2.2 Islamistische Bestrebungen
Das breite Spektrum islamistischer Bestrebungen ist in Teilen auch im Saarland vertreten. Häufig nicht auf den ersten Blick erkennbar, bestehen Verbindungen von Organisationen oder Einzelpersonen z.B. zur „Hizb Allah“ (HA), zur „Muslimbruderschaft“ (MB) und auch zur „Tablighi-Jama’at“- Bewegung (TJ). Die Anziehungskraft des Salafismusinsbesondere auf jüngere Menschen ist ungebrochen.

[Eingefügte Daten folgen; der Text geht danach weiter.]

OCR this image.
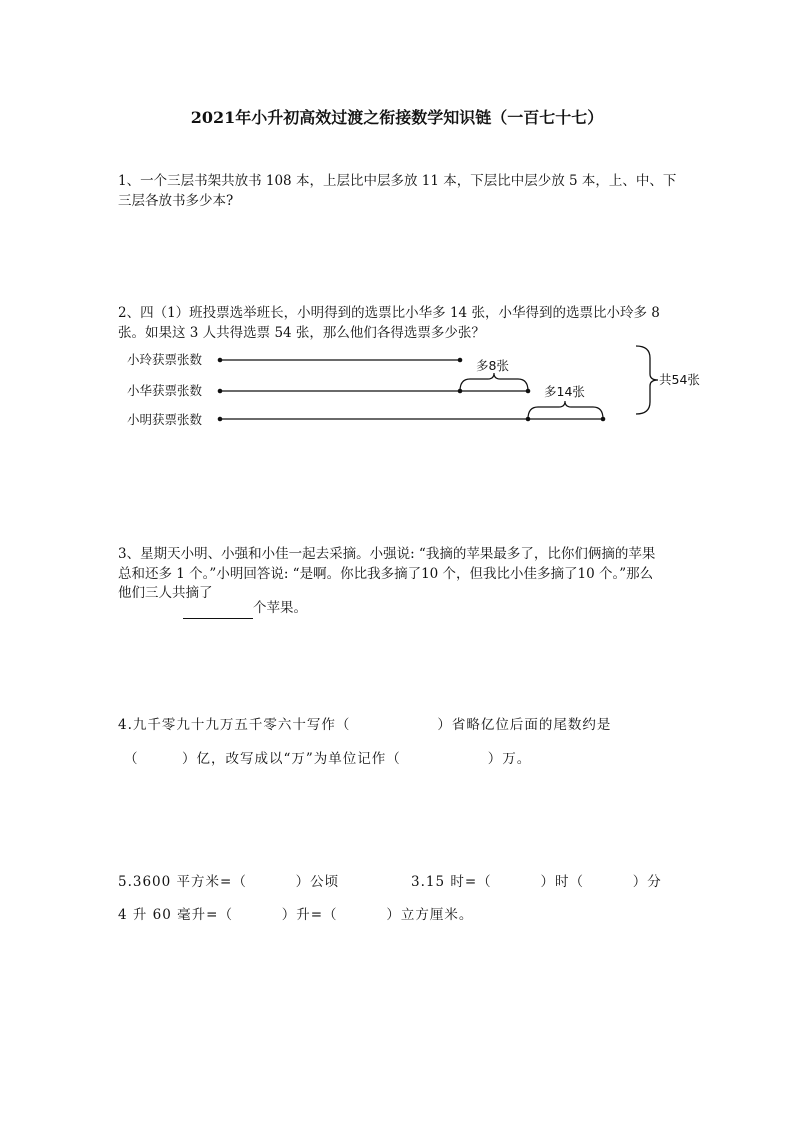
2021年小升初高效过渡之衔接数学知识链（一百七十七）
1、一个三层书架共放书 108 本，上层比中层多放 11 本，下层比中层少放 5 本，上、中、下
三层各放书多少本?
2、四（1）班投票选举班长，小明得到的选票比小华多 14 张，小华得到的选票比小玲多 8
张。如果这 3 人共得选票 54 张，那么他们各得选票多少张？
小玲获票张数
小华获票张数
小明获票张数
多8张
多14张
共54张
3、星期天小明、小强和小佳一起去采摘。小强说: “我摘的苹果最多了，比你们俩摘的苹果
总和还多 1 个。”小明回答说: “是啊。你比我多摘了10 个，但我比小佳多摘了10 个。”那么
他们三人共摘了
个苹果。
4.九千零九十九万五千零六十写作（　　　　　　）省略亿位后面的尾数约是
（　　　）亿，改写成以“万”为单位记作（　　　　　　）万。
5.3600 平方米=（　　　 ）公顷	3.15 时=（　　　 ）时（　　　 ）分
4 升 60 毫升=（　　　 ）升=（　　　 ）立方厘米。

Obgleich im vergangenen Jahr im Saarland keine öffentlichkeitswirksamen Veranstaltungen von Salafisten festgestellt werden konnten, war dennoch eine deutliche Belebung hiesiger personeller und  organisatorischer Strukturen zu verzeichnen. Der hiesigen Klientel dienten weiterhin insbesondere Vereine in Sulzbach und Merzig als Anlaufstellen; weitere Ansätze waren darüber hinaus in der Landeshauptstadt festzustellen. Nach wie vor ist die Szene nahezu in Gänze dem politischen Salafismus zuzurechnen. Im Berichtszeitraum hat das Interesse der islamistischen Szene am Syrien-Konflikt nachgelassen. Angehörige des hiesigen salafistischen Spektrums engagierten sich zwar weiterhin in Einzelfällen für Personen, die im Zuge des Migrationsstroms ins Saarland eingereist waren; belastbare Erkenntnisse zu einer darüber hinausgehenden gezielten „Da’wa-/ Msionierungsarbeit“ durch diese Szenemitglieder konnten jedoch nicht gewonnen werden.
Allerdings besuchten Migranten wie im Vorjahr in großer Zahl insbesondere die als Anlaufstellen hiesiger Salafisten bekannten Moscheen im Saarland. Nach den bisherigen Erkenntnissen waren hierfür weniger die ideologische Ausrichtung der Moschee als vielmehr praktische Erwägungen wie die Wohnortnähe oder die Herkunft des Imams aus dem arabischen Sprachraum ausschlaggebend.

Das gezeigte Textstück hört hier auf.